Many salespeople find motivation in commissions. However, when the product or service they sell doesn't actually earn a commission until six months later, salespeople might lose some spark by not seeing the immediate gratification in their paychecks. Because of this, many companies choose to provide partial or full commission advances immediately. This also helps the salesperson calculate her expected income each month and keep money flowing in during seasonal market changes. When sales fall through later on, the salesperson no longer earned that commission, which means you must have a way of deducting the amount of the advances from base salaries.
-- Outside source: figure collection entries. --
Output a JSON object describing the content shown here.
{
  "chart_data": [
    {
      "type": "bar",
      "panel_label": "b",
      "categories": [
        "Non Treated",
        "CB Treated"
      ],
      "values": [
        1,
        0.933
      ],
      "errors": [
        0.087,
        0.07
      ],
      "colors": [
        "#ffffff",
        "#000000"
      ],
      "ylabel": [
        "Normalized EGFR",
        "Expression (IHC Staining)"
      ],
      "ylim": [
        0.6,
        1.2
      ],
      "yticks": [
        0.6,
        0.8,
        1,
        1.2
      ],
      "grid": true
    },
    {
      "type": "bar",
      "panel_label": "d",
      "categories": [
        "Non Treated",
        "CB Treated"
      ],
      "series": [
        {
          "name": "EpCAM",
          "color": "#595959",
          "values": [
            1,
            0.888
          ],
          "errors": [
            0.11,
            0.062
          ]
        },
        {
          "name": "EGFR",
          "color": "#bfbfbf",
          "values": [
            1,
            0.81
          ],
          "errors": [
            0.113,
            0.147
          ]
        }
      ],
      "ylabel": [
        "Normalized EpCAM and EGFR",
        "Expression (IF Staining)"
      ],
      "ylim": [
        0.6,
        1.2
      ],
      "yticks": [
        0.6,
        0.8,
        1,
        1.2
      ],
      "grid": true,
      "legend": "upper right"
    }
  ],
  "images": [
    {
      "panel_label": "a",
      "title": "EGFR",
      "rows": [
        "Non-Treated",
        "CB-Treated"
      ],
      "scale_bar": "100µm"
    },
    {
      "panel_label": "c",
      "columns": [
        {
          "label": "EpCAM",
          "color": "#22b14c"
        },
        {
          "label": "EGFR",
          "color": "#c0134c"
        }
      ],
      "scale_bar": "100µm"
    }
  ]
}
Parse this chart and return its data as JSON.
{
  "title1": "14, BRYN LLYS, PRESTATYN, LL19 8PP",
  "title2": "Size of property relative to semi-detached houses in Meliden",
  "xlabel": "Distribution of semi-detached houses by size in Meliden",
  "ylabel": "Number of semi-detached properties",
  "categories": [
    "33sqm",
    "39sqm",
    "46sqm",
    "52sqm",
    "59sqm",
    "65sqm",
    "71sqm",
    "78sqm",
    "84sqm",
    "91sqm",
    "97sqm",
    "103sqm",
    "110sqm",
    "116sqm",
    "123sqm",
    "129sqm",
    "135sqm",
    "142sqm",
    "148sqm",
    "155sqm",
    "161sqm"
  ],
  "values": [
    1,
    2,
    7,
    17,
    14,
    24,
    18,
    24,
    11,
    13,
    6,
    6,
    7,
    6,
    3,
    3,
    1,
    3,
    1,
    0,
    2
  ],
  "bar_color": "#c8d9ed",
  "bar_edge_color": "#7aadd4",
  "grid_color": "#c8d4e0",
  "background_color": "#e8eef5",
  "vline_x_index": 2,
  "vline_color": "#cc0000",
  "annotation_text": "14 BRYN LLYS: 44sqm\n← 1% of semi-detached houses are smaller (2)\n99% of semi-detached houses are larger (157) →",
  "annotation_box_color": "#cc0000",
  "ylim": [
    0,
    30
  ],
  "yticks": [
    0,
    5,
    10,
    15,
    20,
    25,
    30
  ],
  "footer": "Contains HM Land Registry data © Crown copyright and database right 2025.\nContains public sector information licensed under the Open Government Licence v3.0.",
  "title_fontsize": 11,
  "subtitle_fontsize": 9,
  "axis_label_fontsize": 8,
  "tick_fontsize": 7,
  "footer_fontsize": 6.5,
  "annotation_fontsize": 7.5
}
When you offer advances to salespeople, explain the conditions clearly and on paper, then get the employees to sign stating they understand and agree to the conditions. Give the time frame or conditions that make a sale final. For example, if the entire amount due must be paid in full within three months of the original transaction date, spell that out. Any commissions paid to the salesperson before the sale is final should be called "advances" so there's no confusion as to whether the payments should be considered wages. When the sale is final and the commission is earned, the commission is then taxable as wages. Advances typically are not taxable until the commission is considered earned. If a sale falls through, state in the commission contract that employees agree to have advance commission payments automatically deducted from future wages. Also, spell out any duties expected of the salesperson to ensure the sale ends up complete, such as troubleshooting problems for the customer or calling to collect payments during a specific time frame.
Pay Taxes Later
To keep deductions of previous commission advances neat and clean, deduct the same amount you advanced the salesperson from his base salary. Taxes aren't due on commissions until they're earned. This means when you pay an advance, you can pay 100 percent of the amount. When the commission is earned, you take out taxes on that amount, even if it's months after the commission was paid. To deduct advances, subtract the exact amount of the commission from the employee's base salary so there's no question of what was paid and what was subtracted, and there's no concern about overpaying or underpaying income taxes.
Deductions in Writing
When you must deduct commission advances from a salesperson's salary, put everything in writing. It's never a good idea to hand someone a paycheck that's less than he expects without explanation. Instead, include a letter with the paycheck that states which sale fell through, when the original advance was given, and how much was deducted from the current paycheck. Provide as much detail as possible. For example, suppose you notified the salesperson three times about non-payment by the customer, but the salesperson never followed up. Include that information -- along with dates and the manner of notification, such as email -- and refer back to the signed agreement that states it's the salesperson's job to complete the sale. This helps protect you from legal action. In some states, you can't deduct earned wages, so make it clear throughout the process that you're deducting an advance, not earned wages.